16 July 2011

Let's not hide behind our compost bins

Back in the Highlands, and an early and wet 25 minutes along the loch-side.
Continuing the recent religious theme, the established seven deadly or cardinal sins of the Christian church include gluttony. Gluttony, or excessive & wasteful consumption as it’s also known these days, clearly reaches beyond stuffing too much food down our gullets. One of my elite Special Research Agents has found an excellent essay in der Spiegel, by Harald Welzer, which looks at the appalling culture of waste in Western society in the context of Article 25 of the Universal Declaration of Human Rights, whereby "everyone has the right to a standard of living adequate for the health and well-being of himself and of his family” and highlighting the ludicrously wide range of indulgences that we have come to take for granted as our “right”.
Returning to the specifics of food consumption, many people point to the USA as the extreme of food gluttony – rightly so, since the average US citizen consumes 3770 kcal per day, compared to the other extreme of the Democratic Republic of the Congo at 1590 kcal per day, and compared to the 2720 kcal that everyone could have if it were shared equally. In Europe we shouldn’t be complacent either – average daily consumption in Germany is 3530 kcal per day, and in UK it’s 3440. (ref 1 ref 2)
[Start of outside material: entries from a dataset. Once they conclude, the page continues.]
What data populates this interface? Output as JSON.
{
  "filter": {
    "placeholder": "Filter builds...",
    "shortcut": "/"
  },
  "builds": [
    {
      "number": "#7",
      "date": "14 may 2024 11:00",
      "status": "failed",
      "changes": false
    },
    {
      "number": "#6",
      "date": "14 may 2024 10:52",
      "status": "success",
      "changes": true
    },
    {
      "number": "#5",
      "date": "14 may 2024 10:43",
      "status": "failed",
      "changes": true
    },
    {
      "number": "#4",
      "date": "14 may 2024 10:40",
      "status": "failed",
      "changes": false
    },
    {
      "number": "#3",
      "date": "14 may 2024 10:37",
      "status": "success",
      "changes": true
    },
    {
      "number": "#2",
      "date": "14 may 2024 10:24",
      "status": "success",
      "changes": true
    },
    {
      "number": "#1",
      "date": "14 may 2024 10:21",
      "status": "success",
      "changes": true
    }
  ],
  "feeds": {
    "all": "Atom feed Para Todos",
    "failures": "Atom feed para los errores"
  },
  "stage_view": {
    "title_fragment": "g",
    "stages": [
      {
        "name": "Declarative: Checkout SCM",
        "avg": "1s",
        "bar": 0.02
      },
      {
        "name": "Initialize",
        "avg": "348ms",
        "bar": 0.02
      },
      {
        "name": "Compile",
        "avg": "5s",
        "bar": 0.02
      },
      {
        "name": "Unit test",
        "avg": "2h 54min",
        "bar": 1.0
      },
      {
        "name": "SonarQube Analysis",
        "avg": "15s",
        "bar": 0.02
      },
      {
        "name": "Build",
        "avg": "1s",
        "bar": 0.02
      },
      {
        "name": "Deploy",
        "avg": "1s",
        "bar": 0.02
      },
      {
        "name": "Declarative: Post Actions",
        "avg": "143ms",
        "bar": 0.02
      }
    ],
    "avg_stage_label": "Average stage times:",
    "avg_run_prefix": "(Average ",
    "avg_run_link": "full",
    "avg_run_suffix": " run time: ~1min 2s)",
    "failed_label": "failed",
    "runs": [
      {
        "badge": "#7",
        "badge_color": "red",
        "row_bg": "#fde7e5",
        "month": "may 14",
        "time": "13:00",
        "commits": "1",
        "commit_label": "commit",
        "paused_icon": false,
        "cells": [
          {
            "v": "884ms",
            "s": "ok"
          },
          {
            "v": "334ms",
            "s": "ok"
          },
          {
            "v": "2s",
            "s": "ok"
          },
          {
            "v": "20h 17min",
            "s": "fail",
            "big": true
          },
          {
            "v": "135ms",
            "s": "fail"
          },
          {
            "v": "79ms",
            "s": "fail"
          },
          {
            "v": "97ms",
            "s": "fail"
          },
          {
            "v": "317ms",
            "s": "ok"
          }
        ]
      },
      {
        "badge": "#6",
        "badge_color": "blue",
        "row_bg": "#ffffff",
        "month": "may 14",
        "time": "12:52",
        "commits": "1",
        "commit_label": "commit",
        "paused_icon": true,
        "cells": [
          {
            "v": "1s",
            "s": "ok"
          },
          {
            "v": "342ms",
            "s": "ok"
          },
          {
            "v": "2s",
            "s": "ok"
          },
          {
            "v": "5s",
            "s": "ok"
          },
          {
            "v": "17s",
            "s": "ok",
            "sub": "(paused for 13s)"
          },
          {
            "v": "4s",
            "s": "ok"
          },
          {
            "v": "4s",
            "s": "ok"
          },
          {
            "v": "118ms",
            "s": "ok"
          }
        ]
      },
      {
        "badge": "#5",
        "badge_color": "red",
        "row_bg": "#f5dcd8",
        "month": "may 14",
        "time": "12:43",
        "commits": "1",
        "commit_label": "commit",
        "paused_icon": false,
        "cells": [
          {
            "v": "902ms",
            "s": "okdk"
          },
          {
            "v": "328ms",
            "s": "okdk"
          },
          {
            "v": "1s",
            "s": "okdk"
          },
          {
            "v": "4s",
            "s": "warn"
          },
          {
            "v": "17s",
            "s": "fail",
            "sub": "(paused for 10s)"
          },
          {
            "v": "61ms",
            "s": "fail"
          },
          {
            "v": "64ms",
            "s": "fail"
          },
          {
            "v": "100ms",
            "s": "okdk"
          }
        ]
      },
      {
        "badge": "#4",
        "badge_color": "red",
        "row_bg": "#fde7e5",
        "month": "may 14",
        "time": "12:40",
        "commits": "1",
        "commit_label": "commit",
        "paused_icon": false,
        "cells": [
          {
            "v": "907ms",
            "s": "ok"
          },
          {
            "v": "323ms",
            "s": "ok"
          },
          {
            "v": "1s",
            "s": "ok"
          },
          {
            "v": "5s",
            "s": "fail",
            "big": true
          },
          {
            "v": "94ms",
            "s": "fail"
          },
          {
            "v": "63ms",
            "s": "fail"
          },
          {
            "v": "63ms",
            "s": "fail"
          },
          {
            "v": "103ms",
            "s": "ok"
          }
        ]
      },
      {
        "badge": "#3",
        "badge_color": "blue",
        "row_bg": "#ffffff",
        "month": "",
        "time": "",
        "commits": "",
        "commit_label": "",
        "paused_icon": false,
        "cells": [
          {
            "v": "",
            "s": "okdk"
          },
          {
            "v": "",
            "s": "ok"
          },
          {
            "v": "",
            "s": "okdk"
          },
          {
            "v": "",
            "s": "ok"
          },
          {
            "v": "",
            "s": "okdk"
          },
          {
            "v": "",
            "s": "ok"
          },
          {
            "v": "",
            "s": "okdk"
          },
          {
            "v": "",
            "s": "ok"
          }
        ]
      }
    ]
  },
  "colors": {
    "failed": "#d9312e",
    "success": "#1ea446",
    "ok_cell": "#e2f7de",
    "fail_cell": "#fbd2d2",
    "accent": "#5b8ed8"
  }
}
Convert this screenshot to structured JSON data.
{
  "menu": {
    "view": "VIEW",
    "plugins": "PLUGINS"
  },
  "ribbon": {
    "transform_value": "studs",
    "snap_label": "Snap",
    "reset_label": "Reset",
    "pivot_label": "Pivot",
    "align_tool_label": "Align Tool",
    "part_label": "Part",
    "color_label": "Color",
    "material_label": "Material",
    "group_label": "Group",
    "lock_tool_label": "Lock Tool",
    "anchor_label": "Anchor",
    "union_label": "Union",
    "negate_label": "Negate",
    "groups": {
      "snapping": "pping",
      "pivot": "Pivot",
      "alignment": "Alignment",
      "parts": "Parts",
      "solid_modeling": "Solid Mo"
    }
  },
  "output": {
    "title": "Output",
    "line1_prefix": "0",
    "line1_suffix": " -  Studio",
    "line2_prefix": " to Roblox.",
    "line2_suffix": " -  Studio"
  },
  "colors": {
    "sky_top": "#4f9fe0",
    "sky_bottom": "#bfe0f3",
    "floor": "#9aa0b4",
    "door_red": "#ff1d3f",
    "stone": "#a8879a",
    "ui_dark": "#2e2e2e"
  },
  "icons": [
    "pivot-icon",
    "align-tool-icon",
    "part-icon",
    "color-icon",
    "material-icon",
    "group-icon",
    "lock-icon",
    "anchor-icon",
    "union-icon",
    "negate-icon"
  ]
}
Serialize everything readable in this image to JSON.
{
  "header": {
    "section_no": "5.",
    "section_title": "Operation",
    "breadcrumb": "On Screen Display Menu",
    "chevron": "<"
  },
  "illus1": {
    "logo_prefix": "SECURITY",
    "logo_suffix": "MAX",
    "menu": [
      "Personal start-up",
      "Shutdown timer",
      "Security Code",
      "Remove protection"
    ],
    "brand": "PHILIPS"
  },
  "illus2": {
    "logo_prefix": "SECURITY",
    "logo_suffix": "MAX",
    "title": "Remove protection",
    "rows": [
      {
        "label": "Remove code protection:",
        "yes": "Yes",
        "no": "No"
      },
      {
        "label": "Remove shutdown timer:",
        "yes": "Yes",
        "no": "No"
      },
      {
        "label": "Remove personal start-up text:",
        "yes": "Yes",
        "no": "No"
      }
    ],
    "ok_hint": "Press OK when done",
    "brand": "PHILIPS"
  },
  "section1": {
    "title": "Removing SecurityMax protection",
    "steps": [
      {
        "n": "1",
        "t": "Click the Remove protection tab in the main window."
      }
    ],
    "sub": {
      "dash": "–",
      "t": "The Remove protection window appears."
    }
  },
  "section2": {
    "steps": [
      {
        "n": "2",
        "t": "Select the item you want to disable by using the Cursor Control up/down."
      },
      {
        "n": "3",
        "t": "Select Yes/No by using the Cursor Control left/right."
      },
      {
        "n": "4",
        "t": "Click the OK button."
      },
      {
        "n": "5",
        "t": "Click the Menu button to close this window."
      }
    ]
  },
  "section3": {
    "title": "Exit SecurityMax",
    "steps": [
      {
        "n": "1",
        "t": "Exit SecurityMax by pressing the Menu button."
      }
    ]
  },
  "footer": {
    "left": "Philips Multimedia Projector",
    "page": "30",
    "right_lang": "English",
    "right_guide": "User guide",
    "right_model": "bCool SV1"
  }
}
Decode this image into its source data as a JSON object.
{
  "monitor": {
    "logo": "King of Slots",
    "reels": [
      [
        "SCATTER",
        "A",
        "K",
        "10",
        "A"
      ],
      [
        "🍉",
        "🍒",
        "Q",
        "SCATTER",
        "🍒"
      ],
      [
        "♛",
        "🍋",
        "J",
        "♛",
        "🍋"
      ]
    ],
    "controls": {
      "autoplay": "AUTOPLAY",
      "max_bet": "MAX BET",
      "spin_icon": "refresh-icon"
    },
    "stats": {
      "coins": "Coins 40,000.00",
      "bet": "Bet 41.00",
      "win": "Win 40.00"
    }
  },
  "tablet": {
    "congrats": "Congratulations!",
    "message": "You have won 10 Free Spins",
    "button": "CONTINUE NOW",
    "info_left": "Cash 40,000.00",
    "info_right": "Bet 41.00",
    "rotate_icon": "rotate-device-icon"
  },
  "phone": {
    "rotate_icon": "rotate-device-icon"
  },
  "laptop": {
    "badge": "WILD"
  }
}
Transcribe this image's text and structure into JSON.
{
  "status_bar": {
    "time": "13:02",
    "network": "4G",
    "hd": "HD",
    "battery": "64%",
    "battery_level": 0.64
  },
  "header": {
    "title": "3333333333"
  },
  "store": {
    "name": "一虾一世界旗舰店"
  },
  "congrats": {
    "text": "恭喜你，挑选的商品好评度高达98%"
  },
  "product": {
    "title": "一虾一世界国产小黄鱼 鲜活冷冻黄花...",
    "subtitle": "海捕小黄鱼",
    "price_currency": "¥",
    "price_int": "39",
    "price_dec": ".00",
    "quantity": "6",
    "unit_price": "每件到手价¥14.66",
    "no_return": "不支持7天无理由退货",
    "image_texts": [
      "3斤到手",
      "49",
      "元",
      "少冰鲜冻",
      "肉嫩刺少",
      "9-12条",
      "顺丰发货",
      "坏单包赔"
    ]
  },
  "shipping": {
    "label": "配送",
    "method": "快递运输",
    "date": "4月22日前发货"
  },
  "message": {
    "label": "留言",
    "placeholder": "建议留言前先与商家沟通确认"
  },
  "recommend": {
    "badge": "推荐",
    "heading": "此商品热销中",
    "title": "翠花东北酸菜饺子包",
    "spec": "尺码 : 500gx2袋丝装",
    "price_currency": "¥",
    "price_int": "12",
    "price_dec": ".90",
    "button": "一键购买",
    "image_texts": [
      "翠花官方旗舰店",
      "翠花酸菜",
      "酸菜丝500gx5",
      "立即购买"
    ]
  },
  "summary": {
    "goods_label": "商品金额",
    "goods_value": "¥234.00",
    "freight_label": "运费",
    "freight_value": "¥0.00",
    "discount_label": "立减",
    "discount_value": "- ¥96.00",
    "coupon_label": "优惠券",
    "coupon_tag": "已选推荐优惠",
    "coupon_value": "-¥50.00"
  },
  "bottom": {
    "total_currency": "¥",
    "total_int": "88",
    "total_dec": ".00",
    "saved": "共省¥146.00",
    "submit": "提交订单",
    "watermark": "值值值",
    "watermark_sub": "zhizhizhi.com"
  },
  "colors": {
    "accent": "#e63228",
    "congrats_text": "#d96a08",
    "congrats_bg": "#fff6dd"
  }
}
The UK and Japan apparently share the gold medal for wasting more food than any other nations on Earth, discarding 30-40% of what is produced each year (ref). Incidentally, the UK also has the world bronze medal for obesity incidence, beaten only by the US & Mexico. And all this at a time when an estimated 1 billion people are suffering from hunger and malnutrition. Virtuously putting that waste into a compost bin isn’t quite enough to redress the imbalance. And neither is the high-profile change to the European Common Fisheries Policy, by which European fishermen will, if the bureaucrats can bring themselves to allow it, in 2 years time no longer be forced to discard 50% of all the fish they have caught and killed. This is being seen as a victory for common sense, which of course it is – in the same way that persuading a clinically insane person not to throw everyone’s food out of the window is a victory for common sense.